Especially with the sudden lockdowns in China during the outbreak of the pandemic back to earlier this year, many households were not able to stock up on foodstuff and other essential items in time. The gap in resources was increasingly evident day by day as orders began to pile up. At the same time, many of the restaurants which were forced to close were struggling to support employees who were now stuck in place and unable to return home due to the travel restrictions. These restaurants were hoping to lend some of their staff to help us.
This was the first time we have temporarily employed workers at such scale – as of early February this year, over 5,000 employees from 40 restaurants – and had to quickly simplify our in-store training procedures so the new hires could hit the ground running within just two hours. At the end of the day, this experience proved beneficial for all parties. We were glad to be able to help struggling businesses by lightening the wage load, while having more people help us to ensure households can shelter at home effectively.
We see how this employee-sharing model can help smaller businesses, in particular, to meet needs only when required, and even help protect jobs. For example, the utilisation rate for our frontline staff in Freshippo stores is only around 50% to 70%. This idle time prevents employees from maximising their growth and possibly even income. Imagine if we had a flexible system that allows employees to work in one place for three hours and in another place for two hours – their total income would increase significantly while helping businesses manage costs too.
Freshippo was in a good position during the pandemic because our business model straddles both online and offline. The online part of our business is integral to help us meet the needs of many trapped at home, who could only order food and necessities online, while offline remains crucial to actually bring what is needed to the people.
But the needle has definitely shifted even more to online as a result of the pandemic – especially by encouraging older generations to learn to shop with their smartphones. In China, the social distancing and reporting requirements and the issuing of electronic vouchers by the government prompted even more to do so.
For younger, tech-savvy consumers, we have seen an increase in demand both for raw ingredients and ready-to-cook meals. This trend seems here to stay as more are becoming health-conscious. Taken together, there is a clear and fundamental shift in consumer behaviour. We find that retailers who have digitally integrated their online-and-offline from supply to stores are the ones pulling ahead, not just during the pandemic but also in a future where consumer behaviours will be changed for good.
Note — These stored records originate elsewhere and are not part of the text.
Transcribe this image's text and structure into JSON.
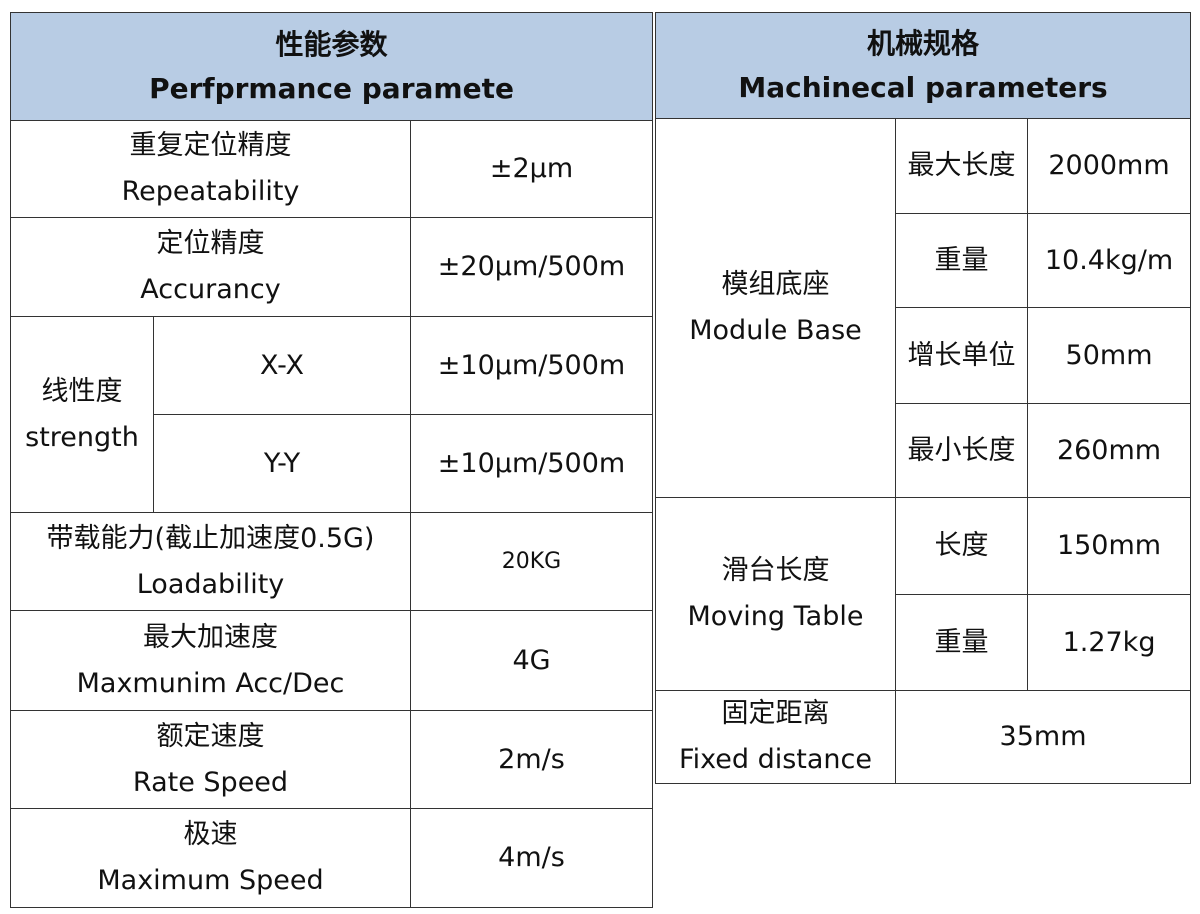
{
  "performance": {
    "title_cn": "性能参数",
    "title_en": "Perfprmance paramete",
    "rows": [
      {
        "cn": "重复定位精度",
        "en": "Repeatability",
        "value": "±2μm"
      },
      {
        "cn": "定位精度",
        "en": "Accurancy",
        "value": "±20μm/500m"
      },
      {
        "cn": "带载能力(截止加速度0.5G)",
        "en": "Loadability",
        "value": "20KG"
      },
      {
        "cn": "最大加速度",
        "en": "Maxmunim Acc/Dec",
        "value": "4G"
      },
      {
        "cn": "额定速度",
        "en": "Rate Speed",
        "value": "2m/s"
      },
      {
        "cn": "极速",
        "en": "Maximum Speed",
        "value": "4m/s"
      }
    ],
    "strength": {
      "cn": "线性度",
      "en": "strength",
      "sub": [
        {
          "axis": "X-X",
          "value": "±10μm/500m"
        },
        {
          "axis": "Y-Y",
          "value": "±10μm/500m"
        }
      ]
    }
  },
  "mechanical": {
    "title_cn": "机械规格",
    "title_en": "Machinecal parameters",
    "module_base": {
      "cn": "模组底座",
      "en": "Module Base",
      "sub": [
        {
          "k": "最大长度",
          "v": "2000mm"
        },
        {
          "k": "重量",
          "v": "10.4kg/m"
        },
        {
          "k": "增长单位",
          "v": "50mm"
        },
        {
          "k": "最小长度",
          "v": "260mm"
        }
      ]
    },
    "moving_table": {
      "cn": "滑台长度",
      "en": "Moving Table",
      "sub": [
        {
          "k": "长度",
          "v": "150mm"
        },
        {
          "k": "重量",
          "v": "1.27kg"
        }
      ]
    },
    "fixed": {
      "cn": "固定距离",
      "en": "Fixed distance",
      "value": "35mm"
    }
  },
  "colors": {
    "header_bg": "#b8cce4",
    "border": "#333333"
  }
}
During the pandemic, we witnessed a threefold increase in online traffic as compared to the same period last year, and eight out of every 10 orders were made online from a 50/50 split before. While the lifting of measures mean more people are returning to shopping offline, we don’t expect the ratio to return to what it was pre-pandemic because behaviours have changed for good.
The pandemic has been a wake-up call for many businesses. While painful, the lessons might have hastened us to take steps that are necessary for the long-term viability of business in a digitalised world. For us, we re-examined our business purpose and agreed that, while a large-format physical retail approach was key to what Freshippo was built on – and what I personally prefer, the average consumer’s needs can be met better by us via many smaller convenience stores as we move into our next phase of expansion.
What worked in getting your business off the ground may not necessarily work now, and what works now may not mean it works in the long term. The key is to rediscover and hold onto the hunger of your younger business self, remaining nimble in the very fast-paced environment we now find ourselves in.
Hou Yi is the Founder and President of Freshippo & Vice President of Alibaba Group.